I insisted that I couldn't let two sexagenarians, not that there is anything wrong with that, do it all by themselves.  I have never shingled.  I haven't even really swung a hammer in my life.  I've never carried a bundle, nor used a cutting knife with any real purpose....  That all changed over the past few days.  I was told the only thing that could go wrong is we'd run out of beer.  I assured my crew that wouldn't be the case.  It was time to strip!  (The roof of course.)

Obviously there was an odd hiccup here and there, but it really went swimming smooth.  With all the supplies order, paid for and delivered, we got favourable weather for this task and started at it.  Bruce and Warren indicated they don't work too quickly, which was fine, but their attention to detail and a job well done was not overlooked whatsoever.
They eased me into my roll.  Most of the first day was garbage duty.  It was to pick up the shingles that missed the dump trailer.  After getting an "A" in that, they had me do a few more tasks getting progressively harder.  Next I got the coffee at break, then I rolled my yard to pick up the nails that missed their mark in the trailer.  Roofing was dam easy I'll tell you.  Then, yes, it got way harder.

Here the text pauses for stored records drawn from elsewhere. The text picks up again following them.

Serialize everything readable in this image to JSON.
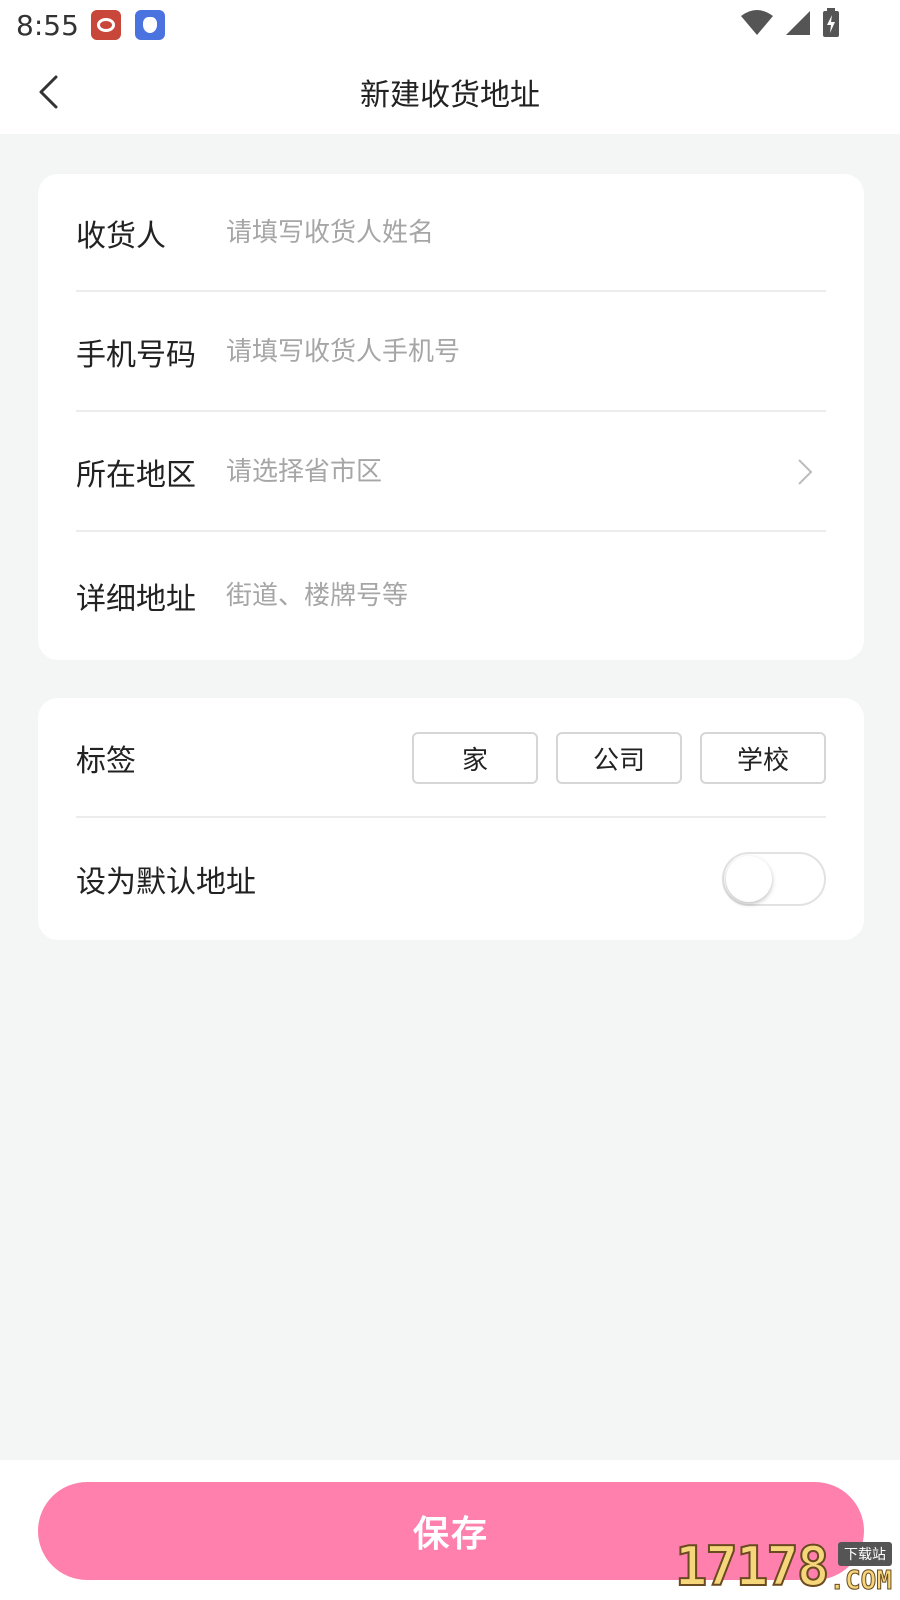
{
  "status_bar": {
    "time": "8:55",
    "icons": [
      "weibo-icon",
      "bird-app-icon",
      "wifi-icon",
      "cell-signal-icon",
      "battery-charging-icon"
    ]
  },
  "nav": {
    "title": "新建收货地址"
  },
  "form": {
    "receiver": {
      "label": "收货人",
      "placeholder": "请填写收货人姓名"
    },
    "phone": {
      "label": "手机号码",
      "placeholder": "请填写收货人手机号"
    },
    "region": {
      "label": "所在地区",
      "placeholder": "请选择省市区"
    },
    "detail": {
      "label": "详细地址",
      "placeholder": "街道、楼牌号等"
    }
  },
  "tags": {
    "label": "标签",
    "options": [
      "家",
      "公司",
      "学校"
    ]
  },
  "default_address": {
    "label": "设为默认地址",
    "enabled": false
  },
  "save": {
    "label": "保存"
  },
  "colors": {
    "accent": "#ff80ad",
    "background": "#f4f6f5"
  },
  "watermark": {
    "digits": "17178",
    "tag": "下载站",
    "suffix": ".COM"
  }
}
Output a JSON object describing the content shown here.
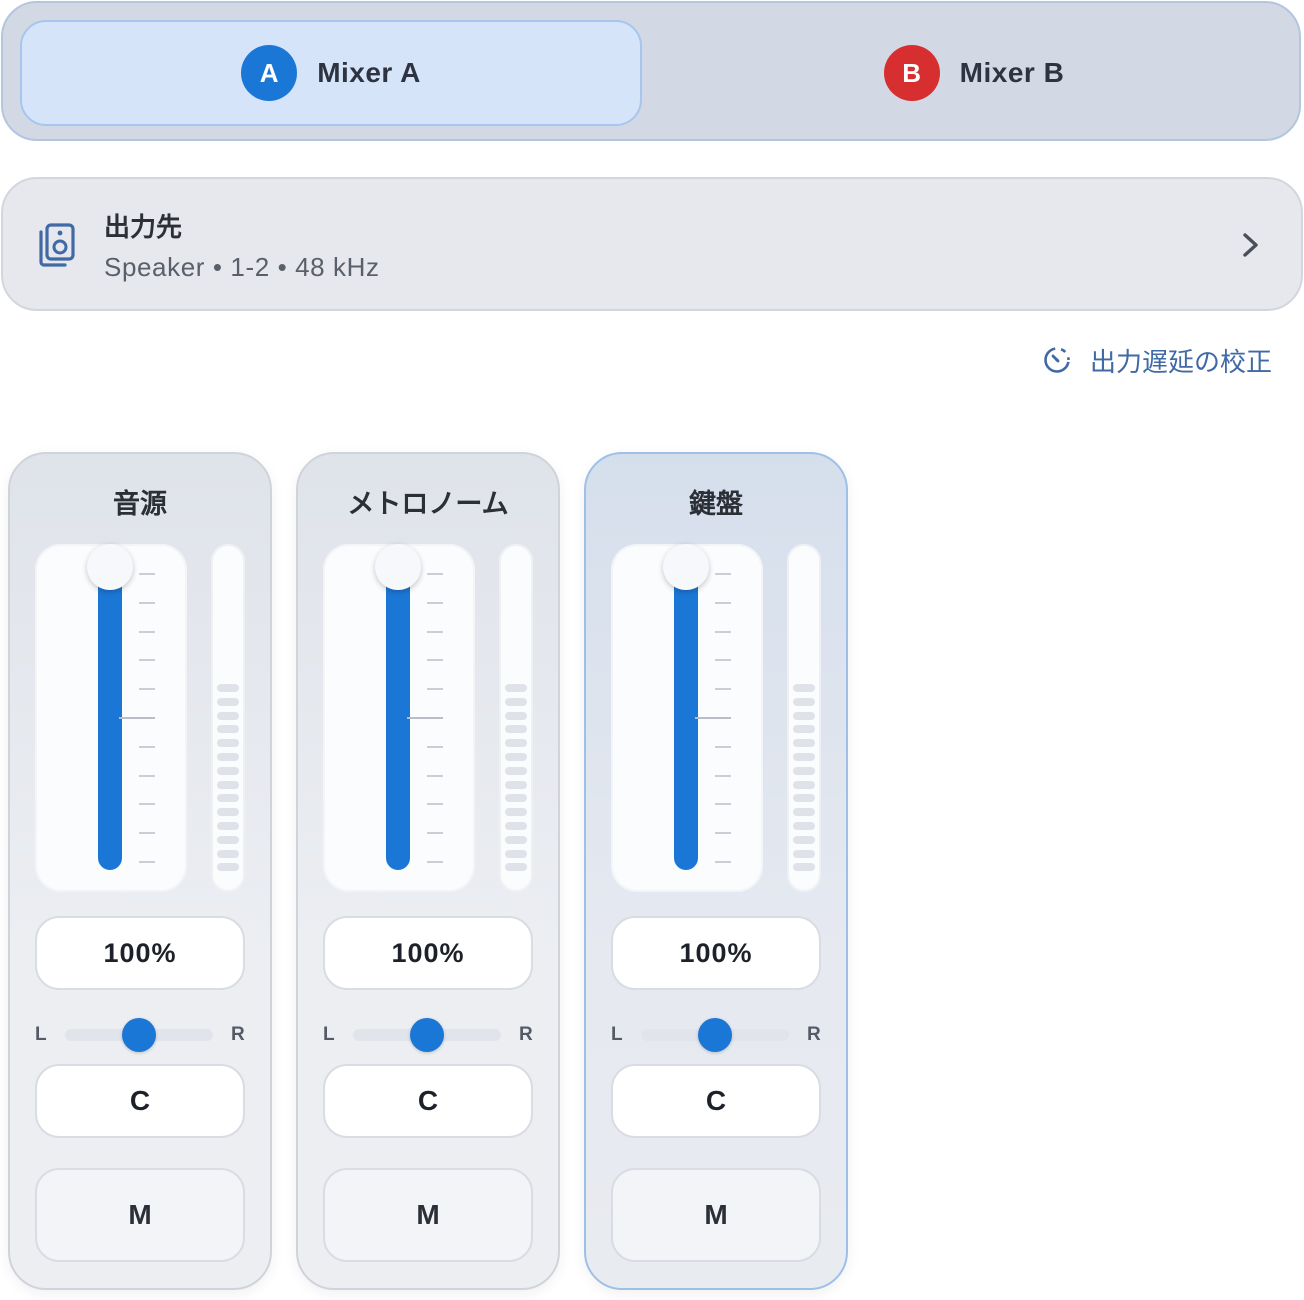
{
  "mixers": {
    "tabs": [
      {
        "badge": "A",
        "label": "Mixer A",
        "color": "#1b77d6",
        "active": true
      },
      {
        "badge": "B",
        "label": "Mixer B",
        "color": "#d72f2f",
        "active": false
      }
    ]
  },
  "output": {
    "title": "出力先",
    "subtitle": "Speaker • 1-2 • 48 kHz",
    "icon": "speaker-icon",
    "chevron": "chevron-right-icon"
  },
  "calibration": {
    "label": "出力遅延の校正",
    "icon": "timer-icon"
  },
  "channels": [
    {
      "name": "音源",
      "volume": "100%",
      "fader_level": 1.0,
      "pan_label_l": "L",
      "pan_label_r": "R",
      "pan_position": 0.5,
      "center_label": "C",
      "mute_label": "M",
      "selected": false
    },
    {
      "name": "メトロノーム",
      "volume": "100%",
      "fader_level": 1.0,
      "pan_label_l": "L",
      "pan_label_r": "R",
      "pan_position": 0.5,
      "center_label": "C",
      "mute_label": "M",
      "selected": false
    },
    {
      "name": "鍵盤",
      "volume": "100%",
      "fader_level": 1.0,
      "pan_label_l": "L",
      "pan_label_r": "R",
      "pan_position": 0.5,
      "center_label": "C",
      "mute_label": "M",
      "selected": true
    }
  ],
  "colors": {
    "accent": "#1b77d6",
    "accent_b": "#d72f2f",
    "link": "#3f6aa6"
  }
}
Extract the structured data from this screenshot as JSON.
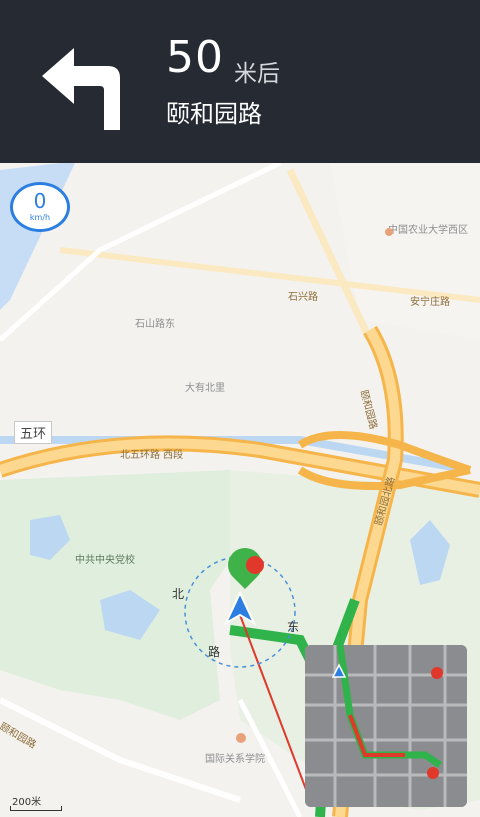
{
  "nav": {
    "distance": "50",
    "distance_unit": "米后",
    "road_name": "颐和园路",
    "turn_direction": "left-turn-icon"
  },
  "speed": {
    "value": "0",
    "unit": "km/h"
  },
  "map": {
    "ring_label": "五环",
    "labels": {
      "top_right_poi": "中国农业大学西区",
      "area1": "石山路东",
      "area2": "大有北里",
      "road_fifth_ring": "北五环路 西段",
      "road_right_vertical": "颐和园路",
      "road_right_vertical2": "颐和园北路",
      "park": "中共中央党校",
      "route_label_left": "北",
      "route_label_right": "东",
      "route_label_bottom": "路",
      "bottom_poi": "国际关系学院",
      "bottom_left_road": "颐和园路",
      "road_top": "石兴路",
      "right_road": "安宁庄路"
    },
    "scale": "200米"
  },
  "colors": {
    "header_bg": "#252a33",
    "accent_blue": "#2c7fe0",
    "route_green": "#2fb34a",
    "route_red": "#e0392b",
    "road_orange": "#f6b54a"
  }
}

My work was now getting difficult.  It was time to shingle.  Because of the odd location of my house and its driveway, a boom truck was not able to deliver the shingles on the roof.  It was hand-bomb time.  Shingles up a ladder I'll tell you is no joke.  Even a one story haul is substantial.  First they are heavy.  I never did get the total....  Eighty pounds??  Also they are sharp and they dig into your skin and shoulder pecking away at the epidermis.  However, despite a few wobbly steps, I managed to heave my fair share of the material up the ladder to be laid. 
But there are also nails to fetch, lots of sweeping, getting the hose to water down the shingles, untangling the air hose, cutting, caulking, trimming to fit, lining up the gussets, and so on, and so on.  It is serious work, and also can be quite dangerous on a steep pitched roof with increased height.  No wonder these guys are selective and only choose jobs, such as mine, that are relatively "easy".  Though I don't think "easy" and "shingling" should be used in the same sentence having now down it.

And as for my last job on Friday at 4:45 when we were just finishing - I bet you think it was off to the beer store.  Nope, we were one bundle short.  Back to the supply store for one last bundle.  We were 8 or 10 shingles short....  One more blasted package to mule.